What are some of your favorite projects you have worked on at Funko?

One of my favorite projects was the very first set of Marvel Collector Corps t-shirts featuring characters from Age of Ultron. That happened right at the transition period of Flophouse to Funko South and I remember feeling very, very excited to see these t-shirts that I had designed go out to thousands of Marvel fans! It’s a very rewarding and humbling experience that never goes away. Among my other favorite projects are anything Ninja Turtles related, but that’s a given since I’m a HUGE turtle fan.


What programs and/or tools do you use most often?

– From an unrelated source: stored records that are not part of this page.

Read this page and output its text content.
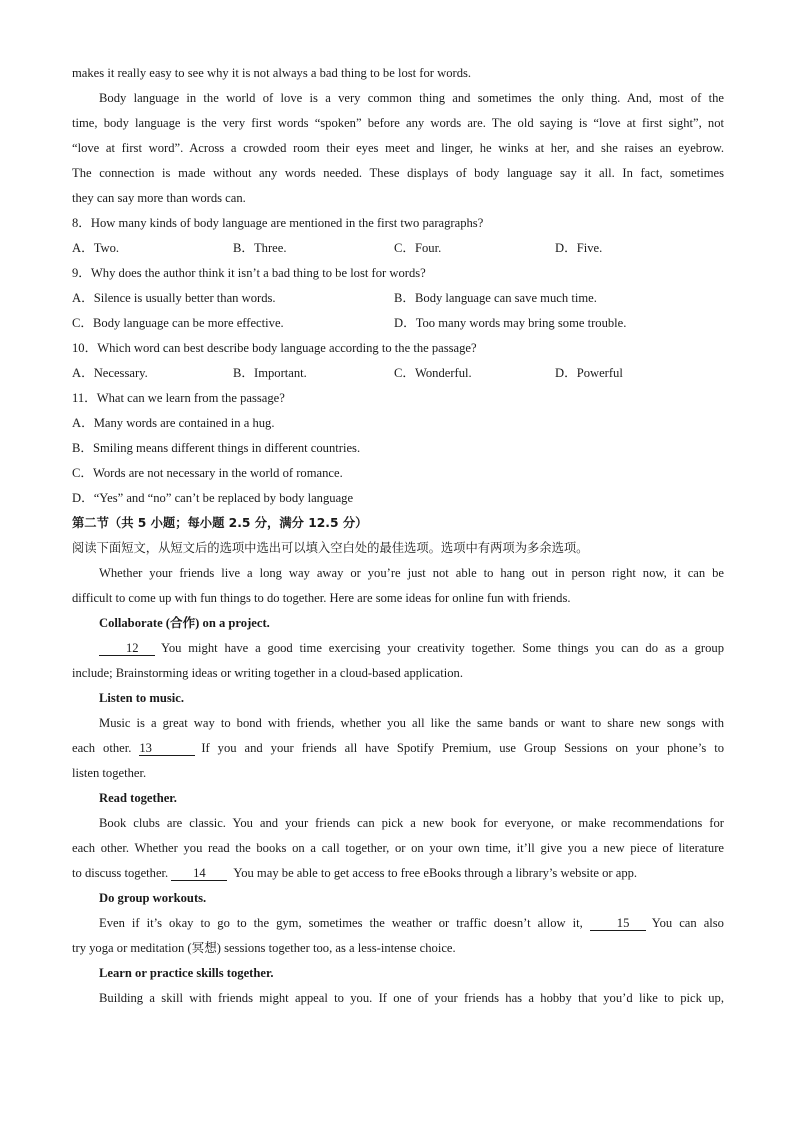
makes it really easy to see why it is not always a bad thing to be lost for words.
Body language in the world of love is a very common thing and sometimes the only thing. And, most of the
time, body language is the very first words “spoken” before any words are. The old saying is “love at first sight”, not
“love at first word”. Across a crowded room their eyes meet and linger, he winks at her, and she raises an eyebrow.
The connection is made without any words needed. These displays of body language say it all. In fact, sometimes
they can say more than words can.
8．How many kinds of body language are mentioned in the first two paragraphs?
A．Two.	B．Three.	C．Four.	D．Five.
9．Why does the author think it isn’t a bad thing to be lost for words?
A．Silence is usually better than words.	B．Body language can save much time.
C．Body language can be more effective.	D．Too many words may bring some trouble.
10．Which word can best describe body language according to the the passage?
A．Necessary.	B．Important.	C．Wonderful.	D．Powerful
11．What can we learn from the passage?
A．Many words are contained in a hug.
B．Smiling means different things in different countries.
C．Words are not necessary in the world of romance.
D．“Yes” and “no” can’t be replaced by body language
第二节（共 5 小题；每小题 2.5 分，满分 12.5 分）
阅读下面短文，从短文后的选项中选出可以填入空白处的最佳选项。选项中有两项为多余选项。
Whether your friends live a long way away or you’re just not able to hang out in person right now, it can be
difficult to come up with fun things to do together. Here are some ideas for online fun with friends.
Collaborate (合作) on a project.
12 You might have a good time exercising your creativity together. Some things you can do as a group
include; Brainstorming ideas or writing together in a cloud-based application.
Listen to music.
Music is a great way to bond with friends, whether you all like the same bands or want to share new songs with
each other. 13	If you and your friends all have Spotify Premium, use Group Sessions on your phone’s to
listen together.
Read together.
Book clubs are classic. You and your friends can pick a new book for everyone, or make recommendations for
each other. Whether you read the books on a call together, or on your own time, it’ll give you a new piece of literature
to discuss together. 14 You may be able to get access to free eBooks through a library’s website or app.
Do group workouts.
Even if it’s okay to go to the gym, sometimes the weather or traffic doesn’t allow it,	15 You can also
try yoga or meditation (冥想) sessions together too, as a less-intense choice.
Learn or practice skills together.
Building a skill with friends might appeal to you. If one of your friends has a hobby that you’d like to pick up,
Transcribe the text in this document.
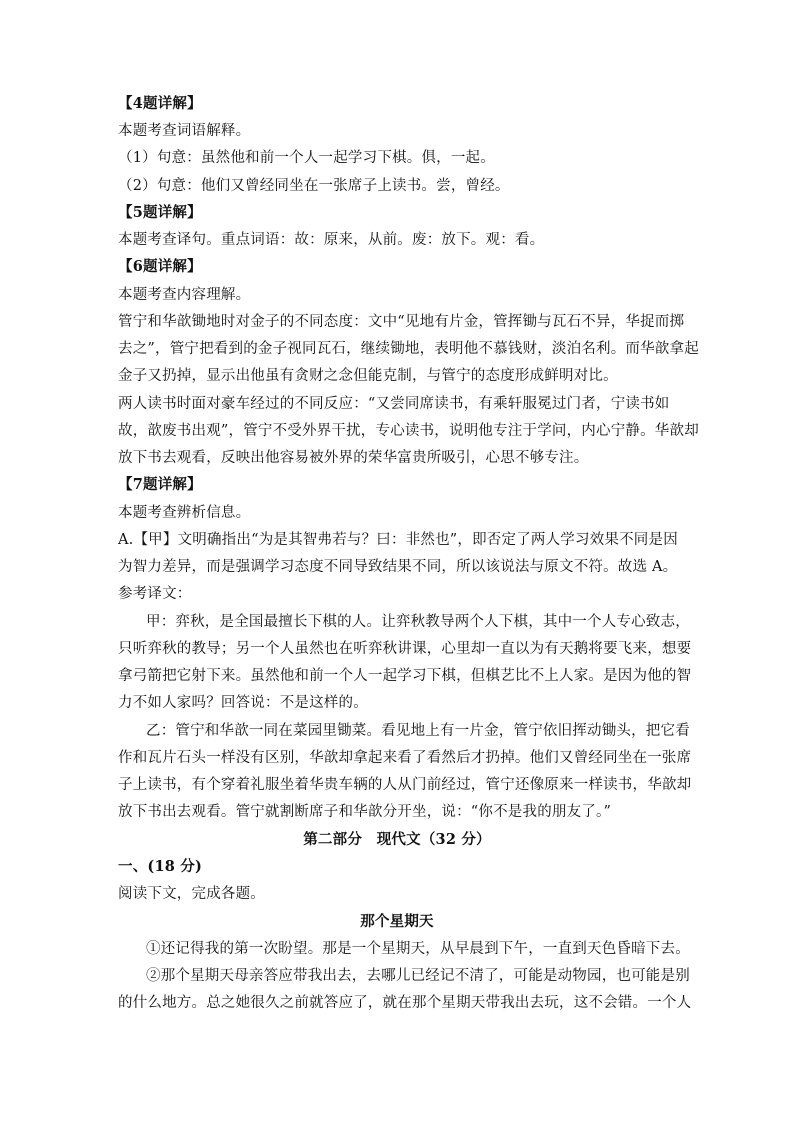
【4题详解】
本题考查词语解释。
（1）句意：虽然他和前一个人一起学习下棋。俱，一起。
（2）句意：他们又曾经同坐在一张席子上读书。尝，曾经。
【5题详解】
本题考查译句。重点词语：故：原来，从前。废：放下。观：看。
【6题详解】
本题考查内容理解。
管宁和华歆锄地时对金子的不同态度：文中“见地有片金，管挥锄与瓦石不异，华捉而掷
去之”，管宁把看到的金子视同瓦石，继续锄地，表明他不慕钱财，淡泊名利。而华歆拿起
金子又扔掉，显示出他虽有贪财之念但能克制，与管宁的态度形成鲜明对比。
两人读书时面对豪车经过的不同反应：“又尝同席读书，有乘轩服冕过门者，宁读书如
故，歆废书出观”，管宁不受外界干扰，专心读书，说明他专注于学问，内心宁静。华歆却
放下书去观看，反映出他容易被外界的荣华富贵所吸引，心思不够专注。
【7题详解】
本题考查辨析信息。
A.【甲】文明确指出“为是其智弗若与？曰：非然也”，即否定了两人学习效果不同是因
为智力差异，而是强调学习态度不同导致结果不同，所以该说法与原文不符。故选 A。
参考译文：
甲：弈秋，是全国最擅长下棋的人。让弈秋教导两个人下棋，其中一个人专心致志，
只听弈秋的教导；另一个人虽然也在听弈秋讲课，心里却一直以为有天鹅将要飞来，想要
拿弓箭把它射下来。虽然他和前一个人一起学习下棋，但棋艺比不上人家。是因为他的智
力不如人家吗？回答说：不是这样的。
乙：管宁和华歆一同在菜园里锄菜。看见地上有一片金，管宁依旧挥动锄头，把它看
作和瓦片石头一样没有区别，华歆却拿起来看了看然后才扔掉。他们又曾经同坐在一张席
子上读书，有个穿着礼服坐着华贵车辆的人从门前经过，管宁还像原来一样读书，华歆却
放下书出去观看。管宁就割断席子和华歆分开坐，说：“你不是我的朋友了。”
第二部分　现代文（32 分）
一、(18 分)
阅读下文，完成各题。
那个星期天
①还记得我的第一次盼望。那是一个星期天，从早晨到下午，一直到天色昏暗下去。
②那个星期天母亲答应带我出去，去哪儿已经记不清了，可能是动物园，也可能是别
的什么地方。总之她很久之前就答应了，就在那个星期天带我出去玩，这不会错。一个人
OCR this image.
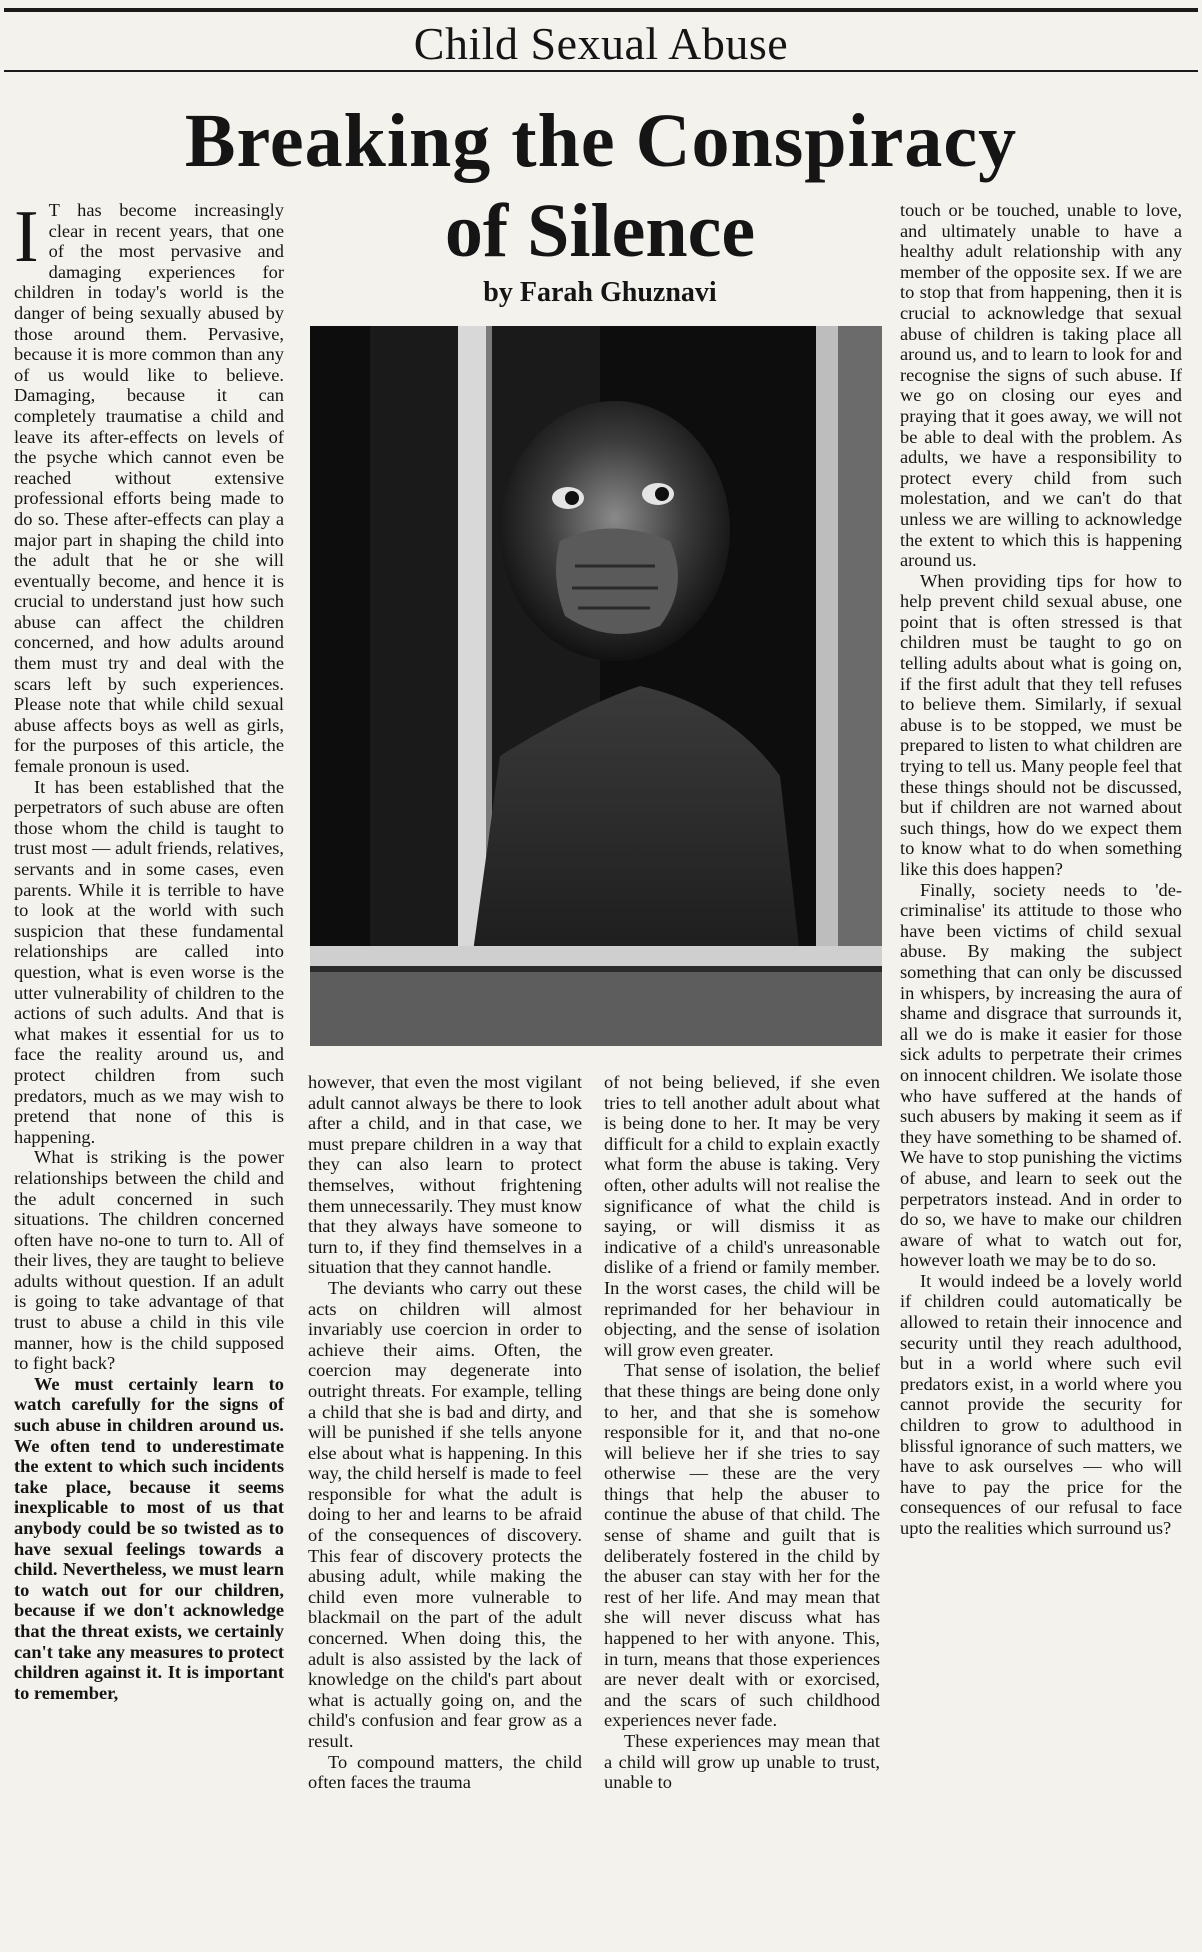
Child Sexual Abuse
Breaking the Conspiracy
of Silence
by Farah Ghuznavi

I T has become increasingly clear in recent years, that one of the most pervasive and damaging experiences for children in today's world is the danger of being sexually abused by those around them. Pervasive, because it is more common than any of us would like to believe. Damaging, because it can completely traumatise a child and leave its after-effects on levels of the psyche which cannot even be reached without extensive professional efforts being made to do so. These after-effects can play a major part in shaping the child into the adult that he or she will eventually become, and hence it is crucial to understand just how such abuse can affect the children concerned, and how adults around them must try and deal with the scars left by such experiences. Please note that while child sexual abuse affects boys as well as girls, for the purposes of this article, the female pronoun is used.

It has been established that the perpetrators of such abuse are often those whom the child is taught to trust most — adult friends, relatives, servants and in some cases, even parents. While it is terrible to have to look at the world with such suspicion that these fundamental relationships are called into question, what is even worse is the utter vulnerability of children to the actions of such adults. And that is what makes it essential for us to face the reality around us, and protect children from such predators, much as we may wish to pretend that none of this is happening.

What is striking is the power relationships between the child and the adult concerned in such situations. The children concerned often have no-one to turn to. All of their lives, they are taught to believe adults without question. If an adult is going to take advantage of that trust to abuse a child in this vile manner, how is the child supposed to fight back?

We must certainly learn to watch carefully for the signs of such abuse in children around us. We often tend to underestimate the extent to which such incidents take place, because it seems inexplicable to most of us that anybody could be so twisted as to have sexual feelings towards a child. Nevertheless, we must learn to watch out for our children, because if we don't acknowledge that the threat exists, we certainly can't take any measures to protect children against it. It is important to remember,

however, that even the most vigilant adult cannot always be there to look after a child, and in that case, we must prepare children in a way that they can also learn to protect themselves, without frightening them unnecessarily. They must know that they always have someone to turn to, if they find themselves in a situation that they cannot handle.

The deviants who carry out these acts on children will almost invariably use coercion in order to achieve their aims. Often, the coercion may degenerate into outright threats. For example, telling a child that she is bad and dirty, and will be punished if she tells anyone else about what is happening. In this way, the child herself is made to feel responsible for what the adult is doing to her and learns to be afraid of the consequences of discovery. This fear of discovery protects the abusing adult, while making the child even more vulnerable to blackmail on the part of the adult concerned. When doing this, the adult is also assisted by the lack of knowledge on the child's part about what is actually going on, and the child's confusion and fear grow as a result.

To compound matters, the child often faces the trauma

of not being believed, if she even tries to tell another adult about what is being done to her. It may be very difficult for a child to explain exactly what form the abuse is taking. Very often, other adults will not realise the significance of what the child is saying, or will dismiss it as indicative of a child's unreasonable dislike of a friend or family member. In the worst cases, the child will be reprimanded for her behaviour in objecting, and the sense of isolation will grow even greater.

That sense of isolation, the belief that these things are being done only to her, and that she is somehow responsible for it, and that no-one will believe her if she tries to say otherwise — these are the very things that help the abuser to continue the abuse of that child. The sense of shame and guilt that is deliberately fostered in the child by the abuser can stay with her for the rest of her life. And may mean that she will never discuss what has happened to her with anyone. This, in turn, means that those experiences are never dealt with or exorcised, and the scars of such childhood experiences never fade.

These experiences may mean that a child will grow up unable to trust, unable to

touch or be touched, unable to love, and ultimately unable to have a healthy adult relationship with any member of the opposite sex. If we are to stop that from happening, then it is crucial to acknowledge that sexual abuse of children is taking place all around us, and to learn to look for and recognise the signs of such abuse. If we go on closing our eyes and praying that it goes away, we will not be able to deal with the problem. As adults, we have a responsibility to protect every child from such molestation, and we can't do that unless we are willing to acknowledge the extent to which this is happening around us.

When providing tips for how to help prevent child sexual abuse, one point that is often stressed is that children must be taught to go on telling adults about what is going on, if the first adult that they tell refuses to believe them. Similarly, if sexual abuse is to be stopped, we must be prepared to listen to what children are trying to tell us. Many people feel that these things should not be discussed, but if children are not warned about such things, how do we expect them to know what to do when something like this does happen?

Finally, society needs to 'de-criminalise' its attitude to those who have been victims of child sexual abuse. By making the subject something that can only be discussed in whispers, by increasing the aura of shame and disgrace that surrounds it, all we do is make it easier for those sick adults to perpetrate their crimes on innocent children. We isolate those who have suffered at the hands of such abusers by making it seem as if they have something to be shamed of. We have to stop punishing the victims of abuse, and learn to seek out the perpetrators instead. And in order to do so, we have to make our children aware of what to watch out for, however loath we may be to do so.

It would indeed be a lovely world if children could automatically be allowed to retain their innocence and security until they reach adulthood, but in a world where such evil predators exist, in a world where you cannot provide the security for children to grow to adulthood in blissful ignorance of such matters, we have to ask ourselves — who will have to pay the price for the consequences of our refusal to face upto the realities which surround us?
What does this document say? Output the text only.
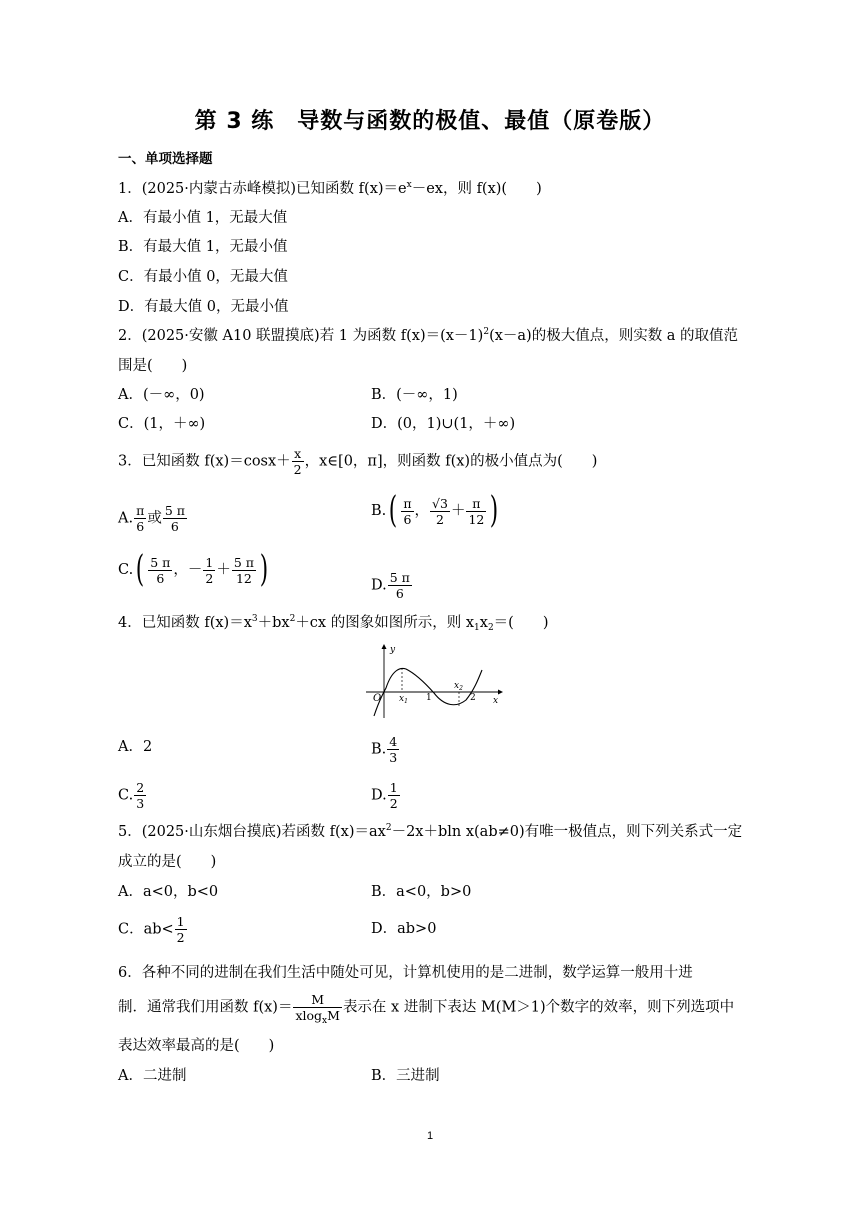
第 3 练　导数与函数的极值、最值（原卷版）
一、单项选择题
1．(2025·内蒙古赤峰模拟)已知函数 $f(x)=e^x-ex$，则 f(x)(　　)
A．有最小值 1，无最大值
B．有最大值 1，无最小值
C．有最小值 0，无最大值
D．有最大值 0，无最小值
2．(2025·安徽 A10 联盟摸底)若 1 为函数 $f(x)=(x-1)^2(x-a)$的极大值点，则实数 a 的取值范
围是(　　)
A．(－∞，0)	B．(－∞，1)
C．(1，＋∞)	D．(0，1)∪(1，＋∞)
3．已知函数 $f(x)=\cos x+ \frac{x}{2}$ ，x∈[0，π]，则函数 f(x)的极小值点为(　　)
A. $\frac{\pi}{6}$ 或 $\frac{5 \pi}{6}$	$B.( \frac{\pi}{6}$ ， $\frac{√3}{2} + \frac{\pi}{12}$ )
$C.( \frac{5 \pi}{6}$ ，－ $\frac{1}{2} + \frac{5 \pi}{12}$ )	D. $\frac{5 \pi}{6}$
4．已知函数 $f(x)=x^3+bx^2+cx$ 的图象如图所示，则 $x_1x_2=$(　　)
y
x
O $x_1$ 1
$x_2$
2
A．2	B. $\frac{4}{3}$
C. $\frac{2}{3}$	D. $\frac{1}{2}$
5．(2025·山东烟台摸底)若函数 $f(x)=ax^2-2x+bln$ x(ab≠0)有唯一极值点，则下列关系式一定
成立的是(　　)
A．a<0，b<0	B．a<0，b>0
C．$ab< \frac{1}{2}$	D．ab>0
6．各种不同的进制在我们生活中随处可见，计算机使用的是二进制，数学运算一般用十进
制．通常我们用函数 $f(x)= \frac{M}{xlog_xM}$ 表示在 x 进制下表达 M(M＞1)个数字的效率，则下列选项中
表达效率最高的是(　　)
A．二进制	B．三进制
1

Email. It sounds a little boring, but communication has definitely become an essential part of my job in the recent years and I do not mind it at all! When it comes down to actually creating art, all of my sketching and doodling is done with my Wacom tablet on Photoshop which is then carried over to Illustrator, where the final image is really constructed. I’m an Apple fanboy so I’m Mac all the way!


What is your dream project?

I would love to redesign the current NASA logo. As a kid, I dreamt of being an astronaut and traveling to outer space. Unless being some kind of astronaut/artist is an option, I’d settle for rebranding the look of such an awesome, iconic and historic space agency. I would love to bring back the retro-rad/ futuristic design feel that was lost after the red worm logo from the 1980's was retired.


What do you collect?

I collect anything that looks cool. That means anything from designer vinyl toys to cans of foreign energy drinks with awesome packaging. I don’t own an entire set of anything, come to think about it. I tend to acquire pieces that I think are cool even when I don’t know what they are. I will say that I gravitate towards items that are either Ninja Turtle related and/or solid colored; there’s something about a plain white or black figure that is really appealing to me. Test shots and prototype figures are the absolute coolest kind of collectible.


What is your favorite medium?

Definitely digital. I can’t deny that there’s a charm to the smell and feel of a freshly sharpened Ticonderoga, but "command-Z" is just something I can no longer live without. Since I began drawing primarily with Photoshop, my desk is a lot less cluttered and I feel a lot more organized. Digital art is really, really convenient. A common misconception about digital art (mostly from non-artists) is that using computers is cheating, but I guarantee you there is no “draw a Ninja Turtle" button on anybody’s keyboard. …If there is, please contact me.


Any advice for aspiring toy designers?

I am by no means an old wise veteran in my industry nor will I claim to know what’s best for someone else’s creative career, but I can certainly share a piece of advice that was given to me by others that is something I have witnessed as being absolutely true: Do twice as much as you think. I’ve heard this time and time again. Your ideas are worth absolutely nothing unless you put them into play. Shepard Fairey put it best saying, “I don’t have the cleanest brush stroke, or even the most original ideas, but I’m willing to put in the work.” If you have a passion for creating then don’t be scared to put in all the work and make all the mistakes necessary to see an idea through. Believe me, this is what will separate you from the majority.